Dagny is based upon the life of Norwegian female artist Dagny Juel (1867-1901). She was a writer and cultural worker as well as musician frequenting with some of the greatest artist in Berlin in the late 1800's.
As depicted in this film, she was a youthhood friend of fellow Norwegian and painter Edward Munch, which welcome her to Berlin were she went in 1892 to take piano lessons. There she met up with the likes of Swedish writer August Stindberg and polish writer Stanislaw Przybyszewski, in which she married.
To tell more about her life will spoil, so I won't. But Lise Fjeldstad does an outstanding role here as Dagny, where she litterary is in almost every frame of the movie.
The fil is directedby Norwegian Haakon Sandøy, with script written by Polish Aleksander Scibor-Rylski, as a Polish-Norwegian co-production.
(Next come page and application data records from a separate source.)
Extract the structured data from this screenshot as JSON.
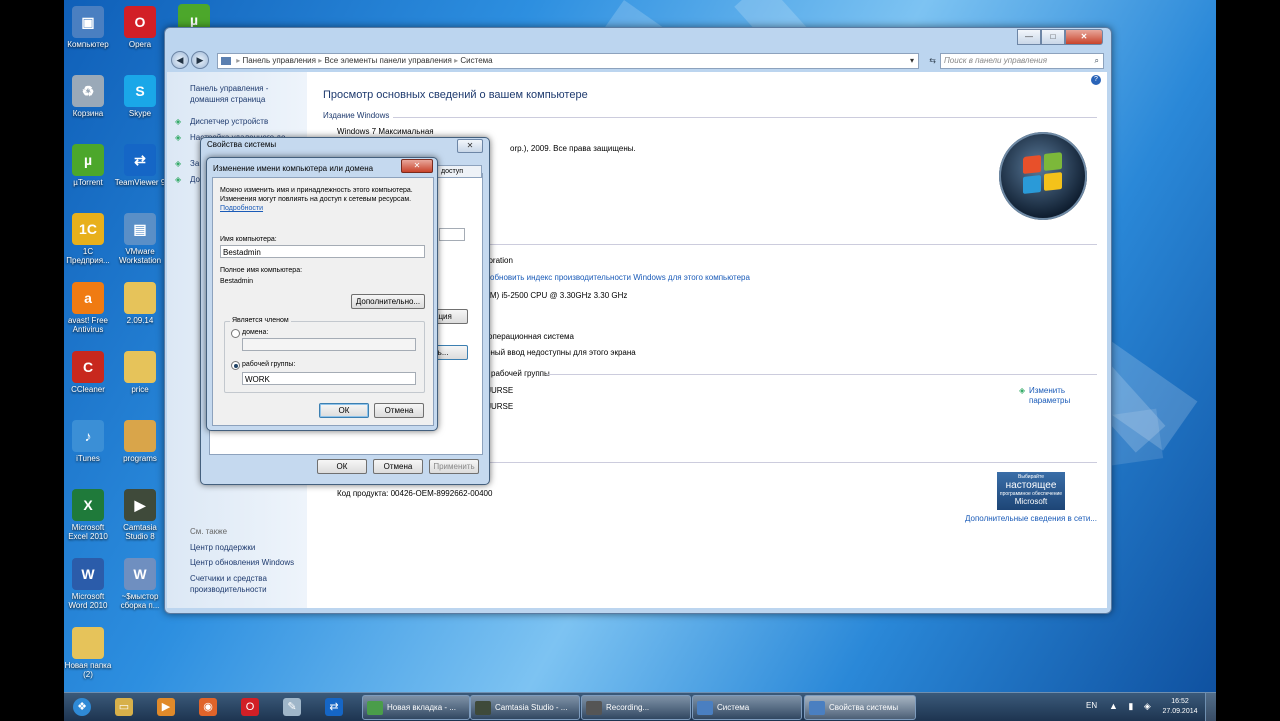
{
  "desktop_icons": [
    {
      "label": "Компьютер",
      "icon": "computer-icon",
      "color": "#4a7fc1"
    },
    {
      "label": "Opera",
      "icon": "opera-icon",
      "color": "#d21f26"
    },
    {
      "label": "Корзина",
      "icon": "recycle-bin-icon",
      "color": "#9aa9b8"
    },
    {
      "label": "Skype",
      "icon": "skype-icon",
      "color": "#1aa7e8"
    },
    {
      "label": "µTorrent",
      "icon": "utorrent-icon",
      "color": "#4ca72b"
    },
    {
      "label": "TeamViewer 9",
      "icon": "teamviewer-icon",
      "color": "#1566c6"
    },
    {
      "label": "1С Предприя...",
      "icon": "1c-icon",
      "color": "#e8b01c"
    },
    {
      "label": "VMware Workstation",
      "icon": "vmware-icon",
      "color": "#5a8fc7"
    },
    {
      "label": "avast! Free Antivirus",
      "icon": "avast-icon",
      "color": "#f07b12"
    },
    {
      "label": "2.09.14",
      "icon": "folder-icon",
      "color": "#e6c35a"
    },
    {
      "label": "CCleaner",
      "icon": "ccleaner-icon",
      "color": "#c8281e"
    },
    {
      "label": "price",
      "icon": "folder-icon",
      "color": "#e6c35a"
    },
    {
      "label": "iTunes",
      "icon": "itunes-icon",
      "color": "#3b8fd6"
    },
    {
      "label": "programs",
      "icon": "folder-icon",
      "color": "#d9a54a"
    },
    {
      "label": "Microsoft Excel 2010",
      "icon": "excel-icon",
      "color": "#1f7a3a"
    },
    {
      "label": "Camtasia Studio 8",
      "icon": "camtasia-icon",
      "color": "#3f4a3a"
    },
    {
      "label": "Microsoft Word 2010",
      "icon": "word-icon",
      "color": "#2b5caa"
    },
    {
      "label": "~$мыстор сборка п...",
      "icon": "word-doc-icon",
      "color": "#6f8fc0"
    },
    {
      "label": "Новая папка (2)",
      "icon": "folder-icon",
      "color": "#e6c35a"
    }
  ],
  "window": {
    "breadcrumb": [
      "Панель управления",
      "Все элементы панели управления",
      "Система"
    ],
    "search_placeholder": "Поиск в панели управления",
    "help": "?",
    "min": "—",
    "max": "□",
    "close": "✕",
    "left_pane": {
      "home": "Панель управления -\nдомашняя страница",
      "links": [
        "Диспетчер устройств",
        "Настройка удаленного до...",
        "За...",
        "До..."
      ],
      "see_also_title": "См. также",
      "see_also": [
        "Центр поддержки",
        "Центр обновления Windows",
        "Счетчики и средства\nпроизводительности"
      ]
    },
    "main": {
      "title": "Просмотр основных сведений о вашем компьютере",
      "edition_header": "Издание Windows",
      "edition": "Windows 7 Максимальная",
      "copyright": "orp.), 2009. Все права защищены.",
      "manufacturer_frag": "poration",
      "perf_link": "обновить индекс производительности Windows для этого компьютера",
      "cpu_frag": "TM) i5-2500 CPU @ 3.30GHz   3.30 GHz",
      "os_type_frag": "операционная система",
      "pen_frag": "рный ввод недоступны для этого экрана",
      "workgroup_section_frag": "рабочей группы",
      "name_frag1": "JURSE",
      "name_frag2": "JURSE",
      "change_settings": "Изменить\nпараметры",
      "product_id": "Код продукта: 00426-OEM-8992662-00400",
      "genuine_line1": "Выбирайте",
      "genuine_line2": "настоящее",
      "genuine_line3": "программное обеспечение",
      "genuine_line4": "Microsoft",
      "more_info_link": "Дополнительные сведения в сети..."
    }
  },
  "sysprops": {
    "title": "Свойства системы",
    "close": "✕",
    "tab_frag": "доступ",
    "btn_frag1": "ация",
    "btn_frag2": "ть...",
    "ok": "ОК",
    "cancel": "Отмена",
    "apply": "Применить"
  },
  "rename_dialog": {
    "title": "Изменение имени компьютера или домена",
    "close": "✕",
    "description": "Можно изменить имя и принадлежность этого компьютера. Изменения могут повлиять на доступ к сетевым ресурсам.",
    "details_link": "Подробности",
    "name_label": "Имя компьютера:",
    "name_value": "Bestadmin",
    "full_name_label": "Полное имя компьютера:",
    "full_name_value": "Bestadmin",
    "more_button": "Дополнительно...",
    "member_of_label": "Является членом",
    "domain_label": "домена:",
    "domain_value": "",
    "workgroup_label": "рабочей группы:",
    "workgroup_value": "WORK",
    "ok": "ОК",
    "cancel": "Отмена"
  },
  "taskbar": {
    "pinned": [
      "start-orb-icon",
      "explorer-icon",
      "media-player-icon",
      "firefox-icon",
      "opera-icon",
      "notepad-icon",
      "teamviewer-icon"
    ],
    "tasks": [
      {
        "label": "Новая вкладка - ...",
        "icon": "chrome-icon",
        "color": "#4a9d4a"
      },
      {
        "label": "Camtasia Studio - ...",
        "icon": "camtasia-icon",
        "color": "#3f4a3a"
      },
      {
        "label": "Recording...",
        "icon": "recording-icon",
        "color": "#555"
      },
      {
        "label": "Система",
        "icon": "system-icon",
        "color": "#4a7fc1"
      },
      {
        "label": "Свойства системы",
        "icon": "system-icon",
        "color": "#4a7fc1"
      }
    ],
    "lang": "EN",
    "time": "16:52",
    "date": "27.09.2014"
  }
}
The film has a great setting, but sometimes I feel it's too theatrical in some inhouse scenes. This disturbs some of the experience, and makes me unable to land in the film as a whole.
This movie is made available in 2024 when it was released on interregional Blu-Ray Disk by Norwegian Film Classics as the forthysixth release in a new series with classics, NFK0046, with subtitles in English, and is supposed to be held in stock for film lovers.